こちらの不安に寄り添う

「一件目では、歯磨きを頑張れと言われたんです。薬を出してもらえなくて」と言うと、先生は「それは酷いね。何も出してもらえなかった?クリーニングもしてもらわなかったの?」と目を丸くした。

「あと、虫歯がありますよ。ここを見てください」と言われ、鏡を覗き込むと、腫れている歯茎の根元の歯に、大きな穴が空いているではないか。「ここから汚れが入って、化膿していたんです」。え、A歯科では「虫歯じゃない」って言われたのに!

『死ねない理由』表紙(著:ヒオカ/中央公論新社)
『死ねない理由』(著:ヒオカ/中央公論新社)

「あの、左側も痛くて。A歯科では、左側の歯茎の痛みは、虫歯と言われたんですが」と言うと、「左側は虫歯じゃないですね」と言われる。え、言ってること、真逆やん!椅子から崩れ落ちそうになる。どうやら、左側だけで噛んだことで、噛み合わせが悪くなったことが原因のようだ。
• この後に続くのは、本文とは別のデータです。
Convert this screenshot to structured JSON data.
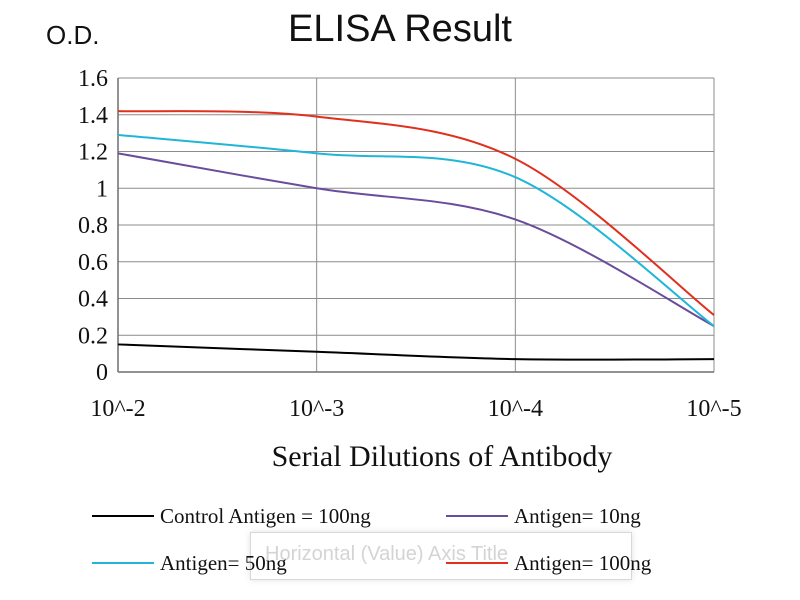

先生の明確な診断と、明朗かつ丁寧な説明に、張りつめていた気持ちがゆるむ。ありがたくておがみたくなる。「今回はセカンドオピニオンということで、一回だけにとどめておきますか?それとも、継続的に通いますか?」と意思確認もしてくれた。

虚弱体質で、日頃からあらゆる科に行っている身として思うのは、医者に大事なのはもちろん腕(原因を見極める力、適切な処置をすること)だと思うが、同じくらい大事なのは説明をしっかりしてくれて、こちらの不安に寄り添ってくれること、だ。身体に不調があるときは心も弱っている。そこでしっかり丁寧に説明するだけで、心は救われる。A歯科の致命的だったところはもちろん誤診をしたこと。だが、それと同じくらい、説明をちゃんとしてくれず、聞いてもキレ気味にあしらわれたことがメンタルに来た。